Earlier this year, the U.S. Institute of Medicine issued a call for Americans to decrease their salt consumption.  It seems that almost one third of adults have clinical high blood pressure (HBP), while 20% of those with HBP don't know it.  Prevalence increases with age, so that by the time we are 65, about 2/3 of us have HBP.  What does this have to do with salt?

A number of years ago, one of my students analyzed data from what is called the National Health and Nutrition Examination Survey.  This is a national collection of data on the health and diets of a large sample of Americans.  My student found that those who ate a lot of salt were no more likely to have HBP than people who ate moderate or small amounts.  In other words, salt was not a primary cause of HBP.  So why is the IOM trying to decrease salt for everyone?

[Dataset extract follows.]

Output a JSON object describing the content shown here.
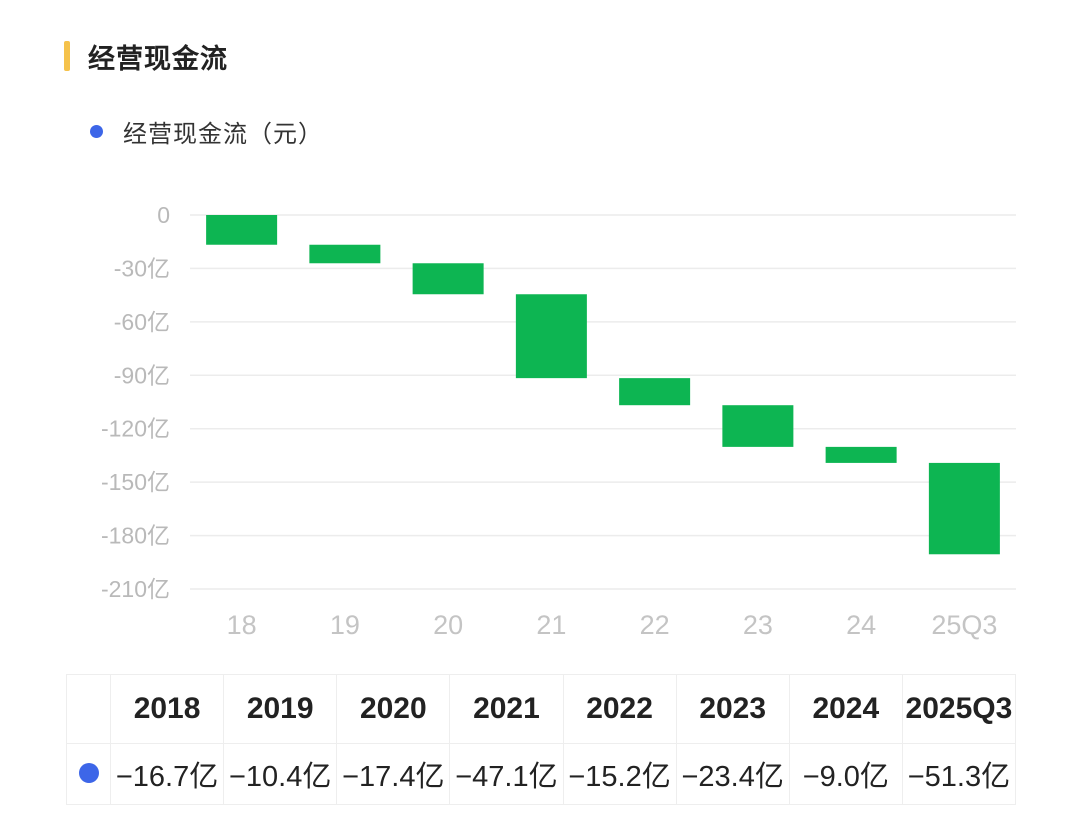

While salt in the diet may not be a primary cause of HBP, it certainly elevates blood pressure among people who have the disease of HBP.  For people with this illness, salt in the diet leads to increased salt in the blood stream.  A high concentration of blood sodium promotes osmosis of fluids from surrounding tissues into the blood.  More fluid increases pressure inside the arteries.  HBP is an important risk factor for heart attacks, strokes, kidney failure, and blindness - all serious threats to life and health.

The IOM wants to decrease salt for all Americans because 1) HBP is extremely common and extremely serious; 2) low salt diets would benefit those who go for months and years not knowing they have HBP; 3) when someone with a new diagnosis of HBP is asked to eat a low salt diet, it is a difficult and radical change for most people.  If we could all get used to less salt, dietary change would be much easier for the third of us who will develop HBP.  The challenge is to work with the food industry and human motivation to wean ourselves from high sodium diets.

A lot of times, health promotion advice is received as bad news.  Our challenge is for health to be salt of the earth: a desired way to life.